There is symbolic meaning for each food that goes into the pot, and popular choices include prawns to represent happiness and liveliness, fish for abundance and surplus, pork for strength and wealth, greens for prosperity, mushroom for flourishing prospects, eggs for fertility and reunion, and noodles for longevity.
The crab has always been revered by gourmands as one of the sea’s most precious treasures. The perfect morsels of jade-white meat that is prized out of the shell needs little or no embellishment.

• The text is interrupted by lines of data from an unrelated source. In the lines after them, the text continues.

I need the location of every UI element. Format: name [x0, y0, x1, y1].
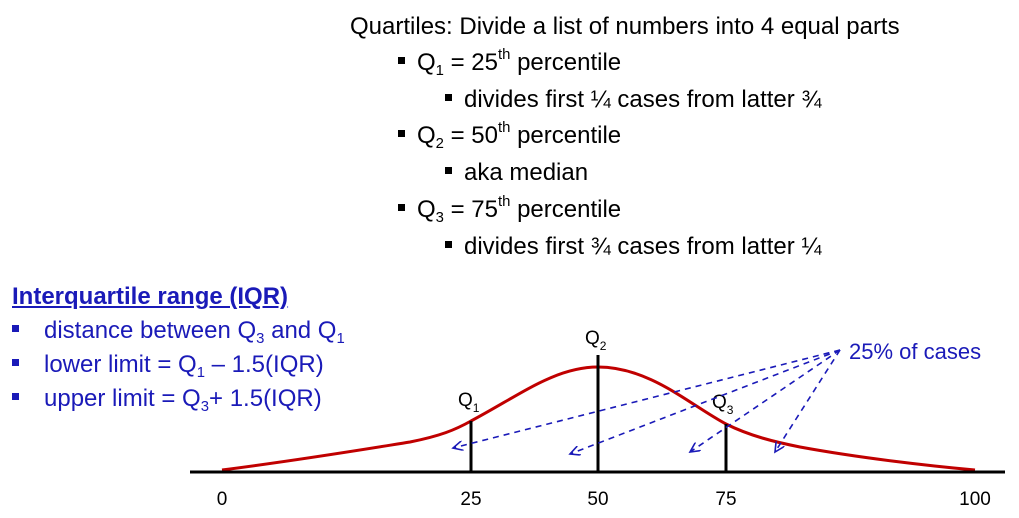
tick-label-25: 25 [460, 489, 482, 510]
q3-detail: divides first ¾ cases from latter ¼ [445, 232, 821, 262]
q2-detail: aka median [445, 158, 588, 188]
q2-label: $Q_2$ [585, 328, 607, 353]
iqr-title: Interquartile range (IQR) [12, 283, 289, 310]
iqr-bullet-distance: distance between $Q_3$ and $Q_1$ [12, 316, 345, 346]
q1-detail: divides first ¼ cases from latter ¾ [445, 85, 821, 115]
q2-item: $Q_2 = 50th$ percentile [398, 121, 621, 151]
tick-label-0: 0 [216, 489, 228, 510]
tick-label-50: 50 [587, 489, 609, 510]
iqr-bullet-upper: upper limit = $Q_3+ 1.5(IQR)$ [12, 384, 322, 414]
q3-label: $Q_3$ [712, 392, 734, 417]
cases-annotation: 25% of cases [849, 339, 982, 364]
q1-label: $Q_1$ [458, 390, 480, 415]
q1-item: $Q_1 = 25th$ percentile [398, 48, 621, 78]
q3-item: $Q_3 = 75th$ percentile [398, 195, 621, 225]
quartiles-heading: Quartiles: Divide a list of numbers into 4 equal parts [350, 13, 900, 40]
arrow-to-fourth-quarter [775, 350, 840, 452]
iqr-bullet-lower: lower limit = $Q_1 - 1.5(IQR)$ [12, 350, 324, 380]
tick-label-100: 100 [959, 489, 991, 510]
arrow-to-second-quarter [570, 350, 840, 454]
tick-label-75: 75 [715, 489, 737, 510]
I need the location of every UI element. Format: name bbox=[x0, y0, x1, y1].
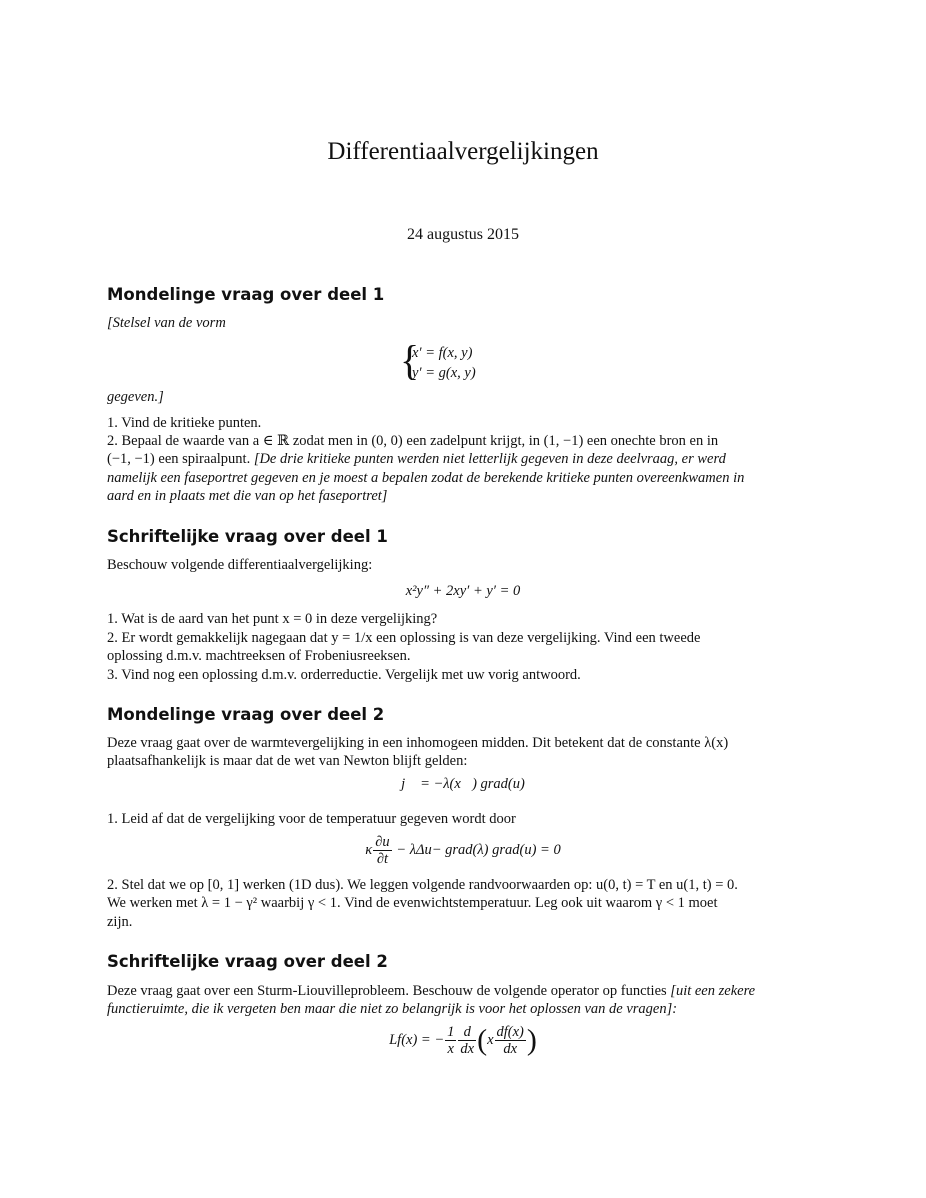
s3-equation-2 bbox=[0, 834, 926, 867]
date: 24 augustus 2015 bbox=[407, 226, 519, 243]
s4-intro-line-2: functieruimte, die ik vergeten ben maar die niet zo belangrijk is voor het oplossen van de vragen]: bbox=[107, 1001, 678, 1018]
eq-frac-3-num: df(x) bbox=[496, 1024, 524, 1040]
s2-question-3: 3. Vind nog een oplossing d.m.v. orderreductie. Vergelijk met uw vorig antwoord. bbox=[107, 667, 581, 683]
s2-question-1: 1. Wat is de aard van het punt x = 0 in deze vergelijking? bbox=[107, 611, 438, 627]
s3-intro-line-2: plaatsafhankelijk is maar dat de wet van Newton blijft gelden: bbox=[107, 753, 468, 770]
s1-intro: [Stelsel van de vorm bbox=[107, 315, 226, 331]
eq2-rest: − λΔu− grad(λ) grad(u) = 0 bbox=[392, 841, 561, 858]
left-paren-symbol: ( bbox=[477, 1023, 488, 1057]
s2-equation: x²y″ + 2xy′ + y′ = 0 bbox=[405, 583, 521, 599]
section-heading-2: Schriftelijke vraag over deel 1 bbox=[107, 527, 388, 546]
s3-equation-1: j⃗ = −λ(x⃗) grad(u) bbox=[401, 776, 525, 792]
section-heading-4: Schriftelijke vraag over deel 2 bbox=[107, 952, 388, 971]
eq-frac-1 bbox=[445, 1024, 456, 1057]
eq-frac-3 bbox=[495, 1024, 526, 1057]
eq-frac-3-den: dx bbox=[503, 1041, 518, 1057]
s1-outro: gegeven.] bbox=[107, 389, 164, 405]
s4-intro bbox=[107, 982, 820, 1019]
eq-frac-1-den: x bbox=[447, 1041, 454, 1057]
s2-question-2 bbox=[107, 629, 820, 666]
eq-x: x bbox=[487, 1031, 494, 1048]
s3-intro-line-1: Deze vraag gaat over de warmtevergelijking in een inhomogeen midden. Dit betekent dat de constante λ(x) bbox=[107, 735, 729, 751]
s3-q2-line-1: 2. Stel dat we op [0, 1] werken (1D dus). We leggen volgende randvoorwaarden op: u(0, t) = T en u(1, t) = 0. bbox=[107, 877, 738, 893]
s4-intro-line-1a: Deze vraag gaat over een Sturm-Liouvilleprobleem. Beschouw de volgende operator op functies bbox=[107, 983, 671, 999]
section-heading-3: Mondelinge vraag over deel 2 bbox=[107, 705, 385, 724]
eq-frac-2 bbox=[458, 1024, 476, 1057]
s2-intro: Beschouw volgende differentiaalvergelijking: bbox=[107, 557, 373, 573]
eq-frac-2-den: dx bbox=[460, 1041, 475, 1057]
s1-question-2 bbox=[107, 432, 820, 506]
eq2-denominator: ∂t bbox=[376, 851, 389, 867]
s2-q2-line-2: oplossing d.m.v. machtreeksen of Frobeniusreeksen. bbox=[107, 648, 411, 665]
system-line-2: y′ = g(x, y) bbox=[412, 365, 476, 381]
system-line-1: x′ = f(x, y) bbox=[412, 345, 473, 361]
eq-lhs: Lf(x) = − bbox=[389, 1031, 445, 1048]
equation-system bbox=[400, 336, 476, 385]
s3-question-1: 1. Leid af dat de vergelijking voor de temperatuur gegeven wordt door bbox=[107, 811, 516, 827]
eq2-kappa: κ bbox=[365, 841, 373, 858]
s3-question-2 bbox=[107, 876, 820, 931]
s1-question-1: 1. Vind de kritieke punten. bbox=[107, 415, 262, 431]
s4-equation bbox=[0, 1024, 926, 1057]
s1-q2-line-1: 2. Bepaal de waarde van a ∈ ℝ zodat men in (0, 0) een zadelpunt krijgt, in (1, −1) een onechte bron en in bbox=[107, 433, 719, 449]
brace-symbol: { bbox=[400, 336, 420, 385]
s1-q2-line-2b: [De drie kritieke punten werden niet letterlijk gegeven in deze deelvraag, er werd bbox=[253, 451, 726, 468]
eq-frac-1-num: 1 bbox=[447, 1024, 455, 1040]
s1-q2-line-2a: (−1, −1) een spiraalpunt. bbox=[107, 451, 254, 468]
s1-q2-line-3: namelijk een faseportret gegeven en je moest a bepalen zodat de berekende kritieke punten overeenkwamen in bbox=[107, 469, 745, 486]
eq2-fraction bbox=[373, 834, 391, 867]
section-heading-1: Mondelinge vraag over deel 1 bbox=[107, 285, 385, 304]
eq-frac-2-num: d bbox=[458, 1024, 476, 1041]
s3-intro bbox=[107, 734, 820, 771]
s2-q2-line-1: 2. Er wordt gemakkelijk nagegaan dat y = 1/x een oplossing is van deze vergelijking. Vind een tweede bbox=[107, 630, 701, 646]
s3-q2-line-3: zijn. bbox=[107, 913, 133, 930]
s4-intro-line-1b: [uit een zekere bbox=[670, 983, 756, 999]
eq2-numerator: ∂u bbox=[375, 834, 390, 850]
right-paren-symbol: ) bbox=[526, 1023, 537, 1057]
page-title: Differentiaalvergelijkingen bbox=[327, 138, 599, 165]
s3-q2-line-2: We werken met λ = 1 − γ² waarbij γ < 1. Vind de evenwichtstemperatuur. Leg ook uit waarom γ < 1 moet bbox=[107, 895, 718, 912]
s1-q2-line-4: aard en in plaats met die van op het faseportret] bbox=[107, 488, 388, 505]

With a little imagination and ingenuity, Chinese cooks can get more out of what precious little crab meat there is to make this luxurious ingredient go further on the festive table. Shaped like traditional Chinese coins, these Hai Choe dumplings are the perfect curtain-raiser for an auspicious Lunar New Year feast.
Rice was considered a delicacy during the Han dynasty (202 BC-AD 220) and symbolises good fortune and happiness. To the Chinese, white rice is also valued as cultured refinement, as only the rich could afford to eat rice in the old days.
Taking a leaf out of an old la pa chu recipe – a sweet rice porridge with lotus seeds, red dates, almonds, two types of candied fruit, sweet bean paste and syrup to represent of the “eight immortals” – this eight-treasure rice recipe includes dried longans for longevity, assorted dried seafood for bountiful prosperity, pumpkin for its precious golden colour and sweet peas for a new beginning.
Known as one of the “four heroes” of the Chinese table, ducks typically signify felicity and fidelity. Pricier than chickens, in the old days they were usually reserved for special occasions and festive banquets. To bring this bird to the modern festive table, this classic braised duck dish from Guangdong is perked up with pickled garlic to lend it an invigorating sharpness and to balance the rich meatiness.
Nian gao (nin koh in Cantonese) is customary for Chinese New Year as this steamed glutinous rice cake’s sweetness signifies a sweet beginning and upwardly progress. Give it a golden glow by pairing it with some mandarin orange coulis, in this Kum Jiong Nin Koh recipe.
Nuts and seeds symbolically stand for fertility while dried fruit denotes sweet prospects. Combined together with the nian gao pieces, these auspicious ingredients resemble precious gems that adorn the sweet cake.